Profits at the Cloburn Quarry building products operation surged to a five-year high of £5.4m in the latest year, allowing owner Robert Durward to increase donations to the right-wing New Party by more than 50% while taking £1.5m in dividends out of the firm.

Accounts for the Lanarkshire business show the New Party, chaired by the outspoken Durward, received £209,093 from Cloburn Quarry in the year to September, as it continued to be a significant beneficiary of the boom in demand for products such as aggregates and concrete before the credit crunch hit builders.

This boom helped Cloburn increase pre-tax profits by 40%.

Including the latest donations, Cloburn has contributed more than £1m to the New Party's coffers since it was founded by Durward in 2003.

The rise in contributions could herald an increase in campaigning by the party, on its platform of low taxes and minimal regulation on industry. This is combined with hostility to official plans to combat global warming.

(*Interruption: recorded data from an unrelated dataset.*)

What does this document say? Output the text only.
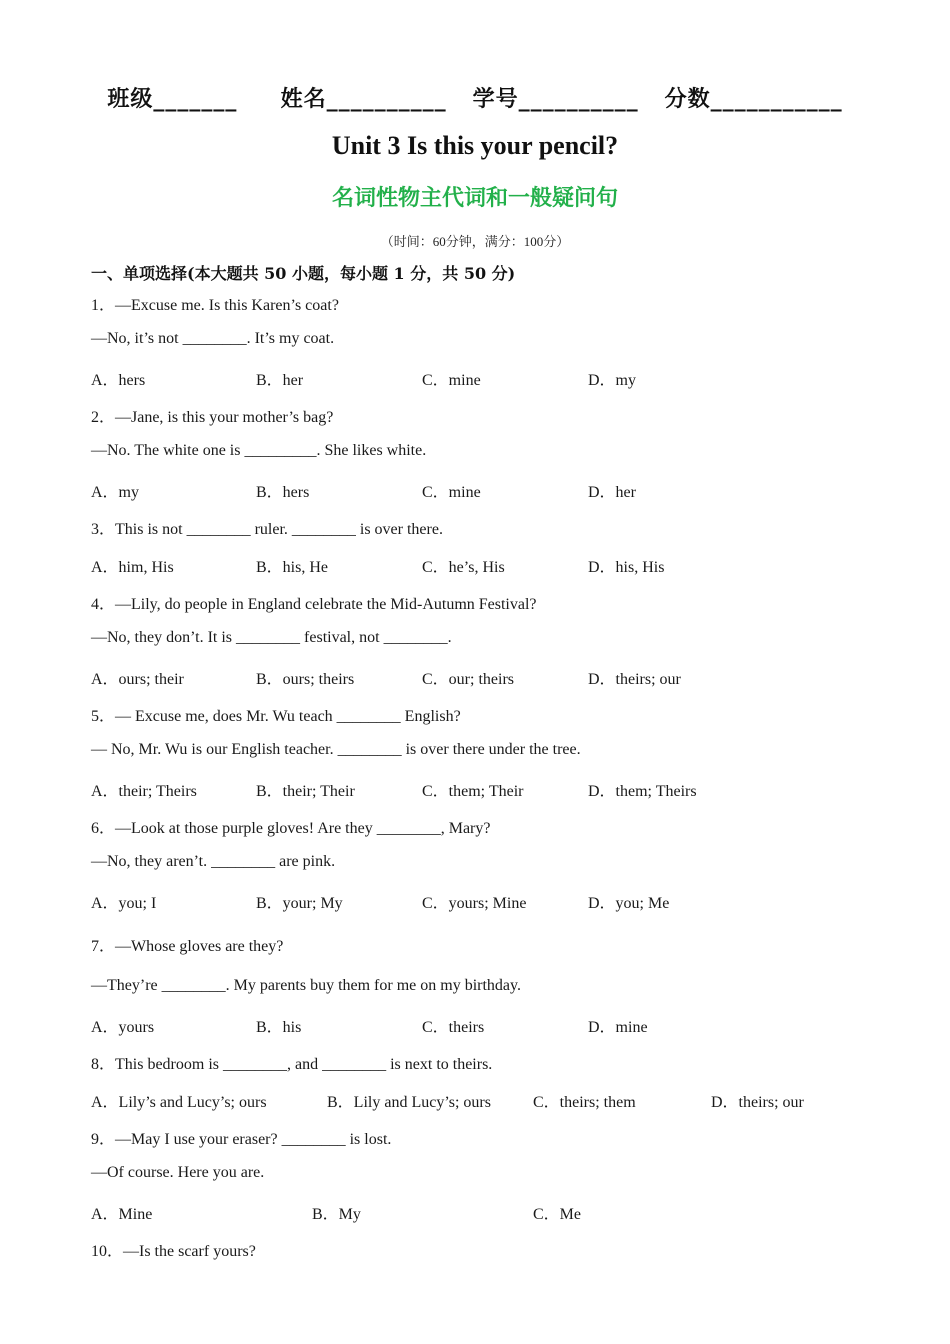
班级_______     姓名__________   学号__________   分数___________
Unit 3 Is this your pencil?
名词性物主代词和一般疑问句
（时间：60分钟，满分：100分）
一、单项选择(本大题共 50 小题，每小题 1 分，共 50 分)
1．—Excuse me. Is this Karen’s coat?
—No, it’s not ________. It’s my coat.
A．hers	B．her	C．mine	D．my
2．—Jane, is this your mother’s bag?
—No. The white one is _________. She likes white.
A．my	B．hers	C．mine	D．her
3．This is not ________ ruler. ________ is over there.
A．him, His	B．his, He	C．he’s, His	D．his, His
4．—Lily, do people in England celebrate the Mid-Autumn Festival?
—No, they don’t. It is ________ festival, not ________.
A．ours; their	B．ours; theirs	C．our; theirs	D．theirs; our
5．— Excuse me, does Mr. Wu teach ________ English?
— No, Mr. Wu is our English teacher. ________ is over there under the tree.
A．their; Theirs	B．their; Their	C．them; Their	D．them; Theirs
6．—Look at those purple gloves! Are they ________, Mary?
—No, they aren’t. ________ are pink.
A．you; I	B．your; My	C．yours; Mine	D．you; Me
7．—Whose gloves are they?
—They’re ________. My parents buy them for me on my birthday.
A．yours	B．his	C．theirs	D．mine
8．This bedroom is ________, and ________ is next to theirs.
A．Lily’s and Lucy’s; ours	B．Lily and Lucy’s; ours	C．theirs; them	D．theirs; our
9．—May I use your eraser? ________ is lost.
—Of course. Here you are.
A．Mine	B．My	C．Me
10．—Is the scarf yours?
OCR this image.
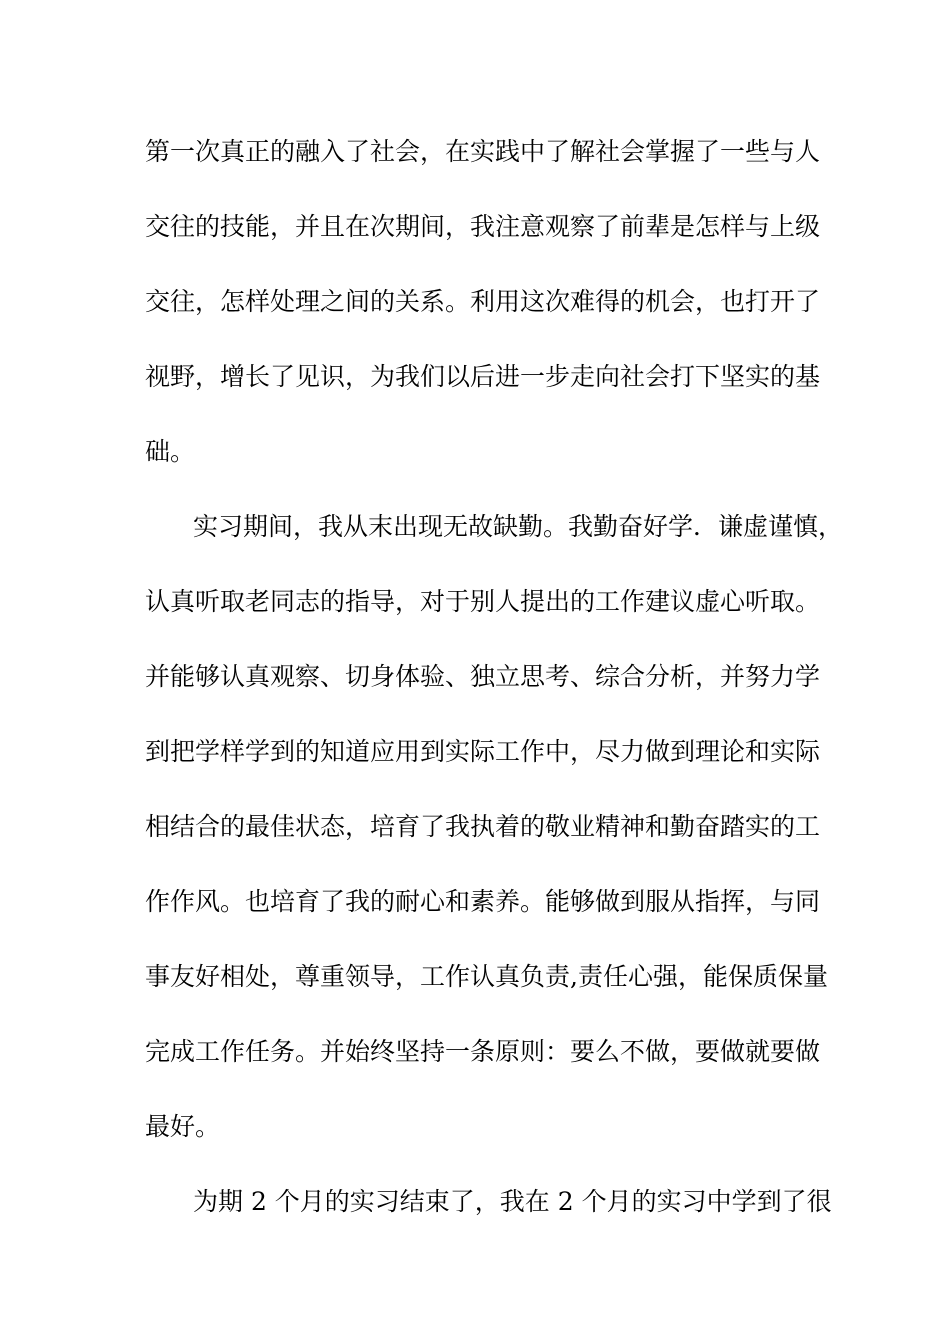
第一次真正的融入了社会，在实践中了解社会掌握了一些与人
交往的技能，并且在次期间，我注意观察了前辈是怎样与上级
交往，怎样处理之间的关系。利用这次难得的机会，也打开了
视野，增长了见识，为我们以后进一步走向社会打下坚实的基
础。
实习期间，我从末出现无故缺勤。我勤奋好学．谦虚谨慎，
认真听取老同志的指导，对于别人提出的工作建议虚心听取。
并能够认真观察、切身体验、独立思考、综合分析，并努力学
到把学样学到的知道应用到实际工作中，尽力做到理论和实际
相结合的最佳状态，培育了我执着的敬业精神和勤奋踏实的工
作作风。也培育了我的耐心和素养。能够做到服从指挥，与同
事友好相处，尊重领导，工作认真负责,责任心强，能保质保量
完成工作任务。并始终坚持一条原则：要么不做，要做就要做
最好。
为期 2 个月的实习结束了，我在 2 个月的实习中学到了很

Last year, the party backed a Kent school governor, Stewart Dimmock, who made an unsuccessful attempt to get a court to ban Al Gore's film An Inconvenient Truth, which highlights the possible consequences of climate change, from schools in England and Wales.

The party has so far failed to get any MPs or MSPs elected, but its website indicates it hopes to profit from the political difficulties that the Labour government is experiencing if the official opposition does not present a "credible alternative".

In their report included with abbreviated accounts for Cloburn Quarry, filed at Companies House, directors said they were pleased with the development of the company and the results for the year.

The company, which blasts red granite from a quarry operating for more than 100 years near Lanark, supplies products used for making coloured drives and cement. It supplies clients in Europe, North America and Asia.

Pre-tax profits have grown in four out of the last five years, rising from £1.2m in 2003. In the year to September 2006, profits edged down to £3.84m from £3.95m in 2005.

Earnings may come under pressure as a result of the slowdown in markets like property development and housebuilding resulting from the global credit crunch.

However, the 57-year-old Durward was confident enough to take a £1.5m dividend out of the business for the last year, after doing without in the preceding period.

Durward did not return a call to the firm's headquarters.